BerriAI / litellm

Python SDK, Proxy Server (LLM Gateway) to call 100+ LLM APIs in OpenAI format - [Bedrock, Azure, OpenAI, VertexAI, Cohere, Anthropic, Sagemaker, HuggingFace, Replicate, Groq]
https://docs.litellm.ai/docs/
Other
13.76k stars 1.62k forks source link

LiteLLM does redis sentinel support? #4381

Closed Semihal closed 1 month ago

Semihal commented 4 months ago

LiteLLM does redis sentinel support? Or only the sharded version?

krrishdholakia commented 2 months ago

hey @Semihal @acuciureanu what's the difference between redis sentinel and redis cluster?

Adding support for redis cluster now - https://github.com/BerriAI/litellm/pull/5325

acuciureanu commented 2 months ago

hey @Semihal @acuciureanu what's the difference between redis sentinel and redis cluster?

Adding support for redis cluster now - #5325

Redis Sentinel

Redis Sentinel provides high availability for Redis deployments through a system of monitoring, notification, and automatic failover. This solution operates by continuously checking the health of master and replica nodes. Upon detecting a master failure, Sentinel initiates an automatic failover process, promoting a replica to master status.

Sentinel maintains a single-master architecture, which means all write operations are directed to one node. While this ensures strong consistency, it can potentially create a performance bottleneck as the system scales. Data isn't sharded across multiple nodes, limiting the total dataset size to the capacity of a single server.

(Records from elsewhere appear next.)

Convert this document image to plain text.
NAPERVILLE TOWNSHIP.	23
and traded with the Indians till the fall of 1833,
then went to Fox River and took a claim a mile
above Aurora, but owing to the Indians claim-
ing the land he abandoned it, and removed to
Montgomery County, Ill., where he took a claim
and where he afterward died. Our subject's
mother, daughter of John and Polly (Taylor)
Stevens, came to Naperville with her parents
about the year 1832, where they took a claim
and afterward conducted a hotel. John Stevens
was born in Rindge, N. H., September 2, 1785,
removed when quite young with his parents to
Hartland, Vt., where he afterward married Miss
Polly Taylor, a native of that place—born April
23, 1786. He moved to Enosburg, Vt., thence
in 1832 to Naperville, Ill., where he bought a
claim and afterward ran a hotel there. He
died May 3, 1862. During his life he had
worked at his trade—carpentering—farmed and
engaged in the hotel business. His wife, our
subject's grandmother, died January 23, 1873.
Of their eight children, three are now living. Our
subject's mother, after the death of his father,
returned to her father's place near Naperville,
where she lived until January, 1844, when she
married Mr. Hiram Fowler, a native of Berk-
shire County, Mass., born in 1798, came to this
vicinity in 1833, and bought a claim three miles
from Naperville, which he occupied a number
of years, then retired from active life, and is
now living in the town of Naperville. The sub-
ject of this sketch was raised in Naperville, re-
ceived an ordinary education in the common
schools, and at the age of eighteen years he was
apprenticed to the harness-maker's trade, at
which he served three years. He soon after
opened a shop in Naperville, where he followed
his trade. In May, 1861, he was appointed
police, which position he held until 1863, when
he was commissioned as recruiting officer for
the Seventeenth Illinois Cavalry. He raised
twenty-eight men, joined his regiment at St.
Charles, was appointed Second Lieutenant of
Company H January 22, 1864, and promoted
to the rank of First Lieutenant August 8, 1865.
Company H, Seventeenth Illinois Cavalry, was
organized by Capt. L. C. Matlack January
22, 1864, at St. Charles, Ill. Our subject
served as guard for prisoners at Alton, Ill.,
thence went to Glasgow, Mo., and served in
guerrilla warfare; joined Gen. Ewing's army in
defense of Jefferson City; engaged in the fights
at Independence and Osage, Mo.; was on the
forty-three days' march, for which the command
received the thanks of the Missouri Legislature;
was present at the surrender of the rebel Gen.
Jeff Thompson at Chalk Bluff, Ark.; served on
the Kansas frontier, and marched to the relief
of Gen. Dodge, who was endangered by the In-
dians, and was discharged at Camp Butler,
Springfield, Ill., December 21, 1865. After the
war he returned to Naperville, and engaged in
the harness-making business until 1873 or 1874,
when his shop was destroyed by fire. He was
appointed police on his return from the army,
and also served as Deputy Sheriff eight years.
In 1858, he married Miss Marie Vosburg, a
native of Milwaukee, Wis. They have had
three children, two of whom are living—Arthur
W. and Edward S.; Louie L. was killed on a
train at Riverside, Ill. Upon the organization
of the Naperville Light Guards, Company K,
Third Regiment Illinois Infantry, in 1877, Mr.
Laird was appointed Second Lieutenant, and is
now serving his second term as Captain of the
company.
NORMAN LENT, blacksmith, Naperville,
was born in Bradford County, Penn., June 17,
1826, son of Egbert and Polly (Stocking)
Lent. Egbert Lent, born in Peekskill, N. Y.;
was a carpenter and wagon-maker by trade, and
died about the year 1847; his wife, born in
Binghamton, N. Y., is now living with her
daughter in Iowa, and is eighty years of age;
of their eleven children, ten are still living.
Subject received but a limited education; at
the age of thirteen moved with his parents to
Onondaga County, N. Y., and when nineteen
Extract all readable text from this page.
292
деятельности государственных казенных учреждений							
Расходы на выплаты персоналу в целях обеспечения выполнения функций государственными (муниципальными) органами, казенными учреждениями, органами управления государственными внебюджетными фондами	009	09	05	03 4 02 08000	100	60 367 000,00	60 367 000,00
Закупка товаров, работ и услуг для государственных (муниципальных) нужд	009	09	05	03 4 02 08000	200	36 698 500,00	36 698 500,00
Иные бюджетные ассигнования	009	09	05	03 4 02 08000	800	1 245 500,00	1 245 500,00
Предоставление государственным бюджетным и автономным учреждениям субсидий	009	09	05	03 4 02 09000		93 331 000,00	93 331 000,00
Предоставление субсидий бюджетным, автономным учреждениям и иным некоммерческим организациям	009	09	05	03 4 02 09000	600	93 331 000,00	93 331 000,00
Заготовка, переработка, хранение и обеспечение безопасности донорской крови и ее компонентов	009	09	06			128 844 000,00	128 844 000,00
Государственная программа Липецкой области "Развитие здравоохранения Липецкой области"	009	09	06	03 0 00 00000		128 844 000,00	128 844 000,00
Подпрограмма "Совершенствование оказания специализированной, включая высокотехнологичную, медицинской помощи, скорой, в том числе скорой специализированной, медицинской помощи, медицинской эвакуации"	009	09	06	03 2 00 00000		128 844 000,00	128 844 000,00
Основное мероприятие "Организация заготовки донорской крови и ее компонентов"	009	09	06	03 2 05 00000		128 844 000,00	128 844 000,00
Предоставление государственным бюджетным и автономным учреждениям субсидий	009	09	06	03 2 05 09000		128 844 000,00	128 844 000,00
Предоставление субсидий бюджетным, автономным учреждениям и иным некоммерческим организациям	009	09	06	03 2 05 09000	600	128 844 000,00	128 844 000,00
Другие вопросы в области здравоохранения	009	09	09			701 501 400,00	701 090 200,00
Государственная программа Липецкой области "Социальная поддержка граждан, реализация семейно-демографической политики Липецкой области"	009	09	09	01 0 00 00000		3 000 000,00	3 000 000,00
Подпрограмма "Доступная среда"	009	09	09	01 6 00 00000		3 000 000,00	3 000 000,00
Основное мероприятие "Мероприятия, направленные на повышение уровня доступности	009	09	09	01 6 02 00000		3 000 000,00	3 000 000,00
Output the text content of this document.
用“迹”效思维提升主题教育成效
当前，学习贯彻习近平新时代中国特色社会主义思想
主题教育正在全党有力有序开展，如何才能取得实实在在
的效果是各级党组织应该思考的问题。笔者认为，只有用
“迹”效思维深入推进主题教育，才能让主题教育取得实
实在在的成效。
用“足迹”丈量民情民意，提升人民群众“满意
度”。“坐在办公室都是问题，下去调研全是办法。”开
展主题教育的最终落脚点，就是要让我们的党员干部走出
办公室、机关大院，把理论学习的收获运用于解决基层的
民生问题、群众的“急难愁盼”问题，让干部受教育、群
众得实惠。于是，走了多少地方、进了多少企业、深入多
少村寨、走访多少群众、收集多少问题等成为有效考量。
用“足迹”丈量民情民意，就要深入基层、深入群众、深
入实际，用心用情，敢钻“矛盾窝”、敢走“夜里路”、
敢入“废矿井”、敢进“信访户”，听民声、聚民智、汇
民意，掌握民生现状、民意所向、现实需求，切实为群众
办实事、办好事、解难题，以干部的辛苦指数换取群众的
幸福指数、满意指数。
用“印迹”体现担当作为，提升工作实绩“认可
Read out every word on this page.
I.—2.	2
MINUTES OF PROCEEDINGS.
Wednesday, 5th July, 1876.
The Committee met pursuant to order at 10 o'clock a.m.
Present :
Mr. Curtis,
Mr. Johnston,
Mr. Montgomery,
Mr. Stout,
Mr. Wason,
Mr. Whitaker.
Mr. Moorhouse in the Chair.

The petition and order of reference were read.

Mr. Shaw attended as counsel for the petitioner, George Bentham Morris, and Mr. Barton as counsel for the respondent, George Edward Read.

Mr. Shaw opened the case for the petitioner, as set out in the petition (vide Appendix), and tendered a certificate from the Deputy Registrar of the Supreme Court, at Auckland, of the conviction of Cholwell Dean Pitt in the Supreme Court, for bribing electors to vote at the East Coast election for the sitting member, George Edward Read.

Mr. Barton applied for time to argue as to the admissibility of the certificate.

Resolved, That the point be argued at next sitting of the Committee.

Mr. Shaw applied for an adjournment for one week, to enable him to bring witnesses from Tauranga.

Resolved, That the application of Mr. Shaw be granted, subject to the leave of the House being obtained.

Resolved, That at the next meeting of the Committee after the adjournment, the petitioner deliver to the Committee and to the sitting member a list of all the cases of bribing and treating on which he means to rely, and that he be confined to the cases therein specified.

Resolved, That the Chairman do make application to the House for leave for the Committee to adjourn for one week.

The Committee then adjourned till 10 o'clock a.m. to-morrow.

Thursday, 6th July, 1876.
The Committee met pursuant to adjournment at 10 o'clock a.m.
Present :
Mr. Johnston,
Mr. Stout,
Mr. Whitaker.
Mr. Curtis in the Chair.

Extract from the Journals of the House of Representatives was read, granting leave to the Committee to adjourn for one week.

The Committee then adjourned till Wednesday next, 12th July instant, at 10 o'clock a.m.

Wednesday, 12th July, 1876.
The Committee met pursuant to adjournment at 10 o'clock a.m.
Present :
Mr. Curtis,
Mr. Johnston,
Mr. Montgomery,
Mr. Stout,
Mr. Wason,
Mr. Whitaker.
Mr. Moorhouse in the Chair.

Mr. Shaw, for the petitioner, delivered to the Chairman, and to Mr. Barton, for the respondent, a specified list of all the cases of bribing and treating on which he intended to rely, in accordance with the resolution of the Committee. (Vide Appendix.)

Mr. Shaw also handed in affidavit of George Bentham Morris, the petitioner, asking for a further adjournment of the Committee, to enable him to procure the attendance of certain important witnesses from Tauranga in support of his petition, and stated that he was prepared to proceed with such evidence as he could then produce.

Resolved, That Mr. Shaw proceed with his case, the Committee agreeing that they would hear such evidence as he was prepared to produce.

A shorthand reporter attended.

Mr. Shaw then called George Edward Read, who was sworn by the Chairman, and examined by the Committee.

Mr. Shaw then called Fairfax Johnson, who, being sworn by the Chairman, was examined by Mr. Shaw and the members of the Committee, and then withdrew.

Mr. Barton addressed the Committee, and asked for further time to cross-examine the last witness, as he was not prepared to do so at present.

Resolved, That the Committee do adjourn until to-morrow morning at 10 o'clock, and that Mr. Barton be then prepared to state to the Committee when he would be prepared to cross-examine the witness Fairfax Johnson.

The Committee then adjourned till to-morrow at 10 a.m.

Sentinel excels in scenarios where reliable failover is crucial, but the data volume and throughput requirements can be met by a single master node. It's particularly well-suited for applications that prioritize data consistency and simpler operational models over extreme scalability.

Redis Cluster

Redis Cluster is engineered for horizontal scalability, employing a distributed architecture that automatically partitions data across multiple nodes. This design allows Redis Cluster to handle significantly larger datasets and higher throughput compared to a single-instance Redis deployment.

The cluster uses a hash slot mechanism to distribute keys across nodes. Each of the 16384 hash slots in a Redis Cluster can be assigned to different nodes, allowing for fine-grained data distribution. This approach enables the cluster to scale out by adding more nodes and redistributing hash slots.

Redis Cluster integrates high availability features directly into its architecture. Each master node can have multiple replica nodes, and the cluster can automatically failover to a replica if a master fails. This eliminates the need for an external monitoring system like Sentinel.

The distributed nature of Redis Cluster makes it ideal for applications dealing with large-scale data and requiring high write throughput. However, it introduces a level of eventual consistency, as data updates may take some time to propagate across all nodes.

Key Technical Differences

  1. Architecture Complexity: Sentinel operates on top of standard Redis instances, adding a layer for monitoring and failover. Cluster, on the other hand, fundamentally changes Redis's architecture, requiring cluster-aware Redis nodes and clients.

  2. Scalability Mechanism: Sentinel doesn't provide data sharding, limiting scalability to vertical scaling of the master node. Cluster implements horizontal scalability through data sharding across multiple master nodes.

  3. Client-Side Logic: With Sentinel, clients interact with sentinel nodes to discover the current master, then connect directly to Redis nodes. Cluster requires clients to understand the cluster topology and key distribution, often necessitating client-side caching of this information.

  4. Data Consistency Model: Sentinel setups, with a single master, provide strong consistency for all operations. Cluster, due to its distributed nature, operates under an eventual consistency model, particularly during resharding or failover events.

  5. Network Partition Resilience: Cluster has more sophisticated partition tolerance, able to continue partial operations during network splits, whereas Sentinel may struggle with split-brain scenarios.

  6. Resource Overhead: Cluster nodes carry additional memory overhead for maintaining cluster state and key distribution information. Sentinel has minimal overhead on Redis nodes themselves, with the sentinel processes being relatively lightweight.

  7. Replication Architecture: Both support replication, but Cluster integrates it more deeply. In Cluster, replicas are integral to the system's scalability and availability model, while in Sentinel, they primarily serve as failover candidates.

  8. Use Case Alignment: Sentinel is often the choice for applications requiring strong consistency with moderate scalability needs. Cluster is preferable for use cases demanding massive scalability, high write throughput, or handling datasets that exceed single-node capacity.